Contents

Credit Card Risk Analyzer

Predicting the probability with which customers default on their bills.

In this project, I leveraged the power of Logistic Regression to predict if a customer’s credit card application will be approved. Most banks have systems like this, albeit much more complex, to make a prediction on the application’s approval. The risk associated with lending credit is immense and hence, banks rely heavily on such systems to mitigate it.

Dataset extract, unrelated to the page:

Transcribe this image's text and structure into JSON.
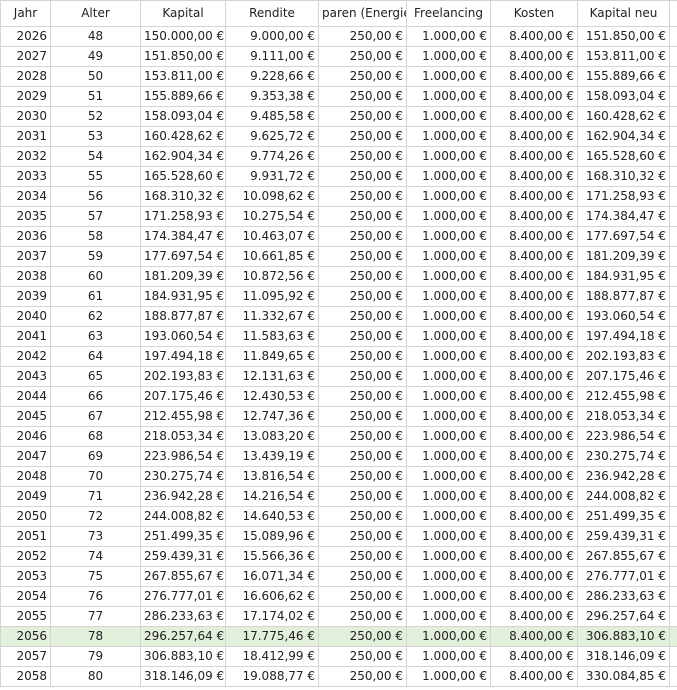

1. Exploratory Data Analysis

I looked through the dataset to understand the various kinds of features present and their data types and statistics. There were columsn with missing and non-numeric type data. For the logistic regression model to perform well, the dataset needed some cleaning and pre-processing.

2. Data Cleaning

There were columns with ‘?’ in place of correct data. To address this, I replaced the missing values with ‘NaN’. Next, the ‘NaN’s had to be treated. There are various ways to deal with such values. I chose to impute these values with the mean of the column. Lastly, to fill in the missing values in the columns with non-numeric data types, I replaced it with the most frequent observation in the column for that predictor.

3. Data Pre-Processing

Firstly, the non-numeric data was encoded using LabelEncoding. Next, the data was scaled to bring it down to the [0-1] range. Normalizing the data improves model performance and it is computationally less expensive and since the data points are in the same range, each feature is weighted the same. Finally, the data was split into the training and testing dataset.

Code

1
2
3
4
    from sklearn.preprocessing import MinMaxScaler
    scaler = MinMaxScaler(feature_range=(0, 1))
    rescaledX_train = scaler.fit(X_train).transform(X_train)
    rescaledX_test = scaler.fit(X_test).transform(X_test)

4. Training and Testing

Since, this is a binary classification problem, I chose to use the Logistic Regression algorithm for the prediction. The accuracy of the vanilla logistic regression model (without any tuning) was 83.7%

Code

1
2
3
4
5
6
7
8
9
    from sklearn.metrics import confusion_matrix
    from sklearn.metrics import accuracy_score

    y_pred = logreg.predict(rescaledX_test)
    print("Accuracy of logistic regression classifier: ", accuracy_score(y_test, y_pred))
    confusion_matrix(y_test, y_pred)
    Accuracy of logistic regression classifier:  0.8377192982456141
    array([[93, 10],
        [27, 98]])

5. Hyperparameter Tuning

To improve the accuracy of the model, I used GridSearchCV with cross-validation to find the optimum parameters for the model. Cross-validation works by splitting the data into k folds and fitting the data to the model. (k-1) sets are used for training and the last set is used for validation.

Code

1
2
3
4
5
6
7
8
     grid_model = GridSearchCV(logreg, param_grid=param_grid, cv=5)
    rescaledX = scaler.fit(X_train).transform(X_train)
    grid_model_result = grid_model.fit(rescaledX, y_train)

    # Summarize results
    best_score, best_params = grid_model_result.best_score_, grid_model_result.best_params_
    print("Best: %f using %s" % (best_score, best_params))
    Best: 0.863651 using {'max_iter': 100, 'tol': 0.01}

6. Results

With an accuracy of 86.3%, this model can be used as a tool to identify customers who could default on their Credit Card bills.